8. This morning before us Mr Mackenzie has very fairly conceded that the argument advanced in the grounds on which permission was granted are not sustainable in the light of Iqbal v Secretary of State for the Home Department [2015] EWCA Civ 169. In that case Lord Justice Sullivan in giving the judgment of the Court of Appeal dealt with a very similar argument being advanced there in relation to the interpretation of paragraph 41-SD. In his judgment Lord Justice Sullivan not only addressed the wording of the rule but underlined the purpose, namely that the documents needed to demonstrate that the applicant had access to the necessary funds and that the interpretation being advanced before the Court of Appeal would not have addressed the purpose behind the rules.

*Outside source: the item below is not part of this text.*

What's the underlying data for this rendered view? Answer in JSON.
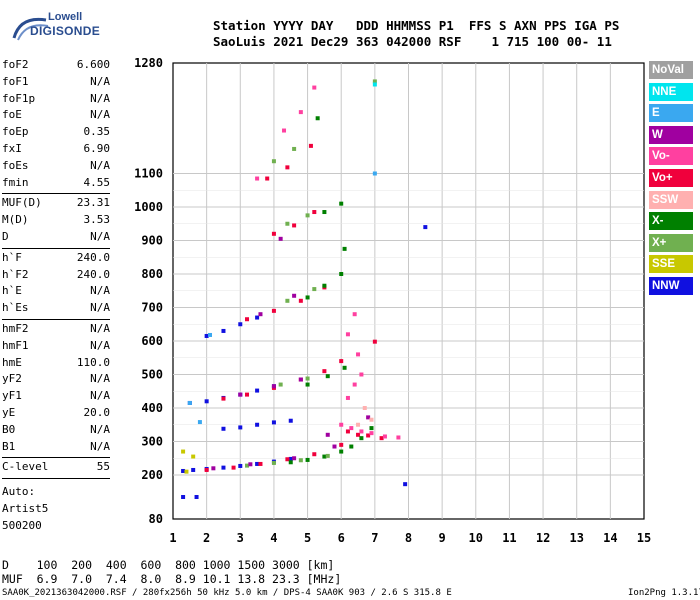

9. That concession by Mr Mackenzie was realistic and commendable. The second issue in terms of Section 245AA does not arise once the issue about ambiguity fails. We dismiss the appeal.
Notice of decision
The appeal is dismissed under the Immigration Rules.
No anonymity direction is made.
Signed Date 31st March 2015
Mr Justice Cranston
TO THE RESPONDENT
FEE AWARD
I have dismissed the appeal and therefore there can be no fee award.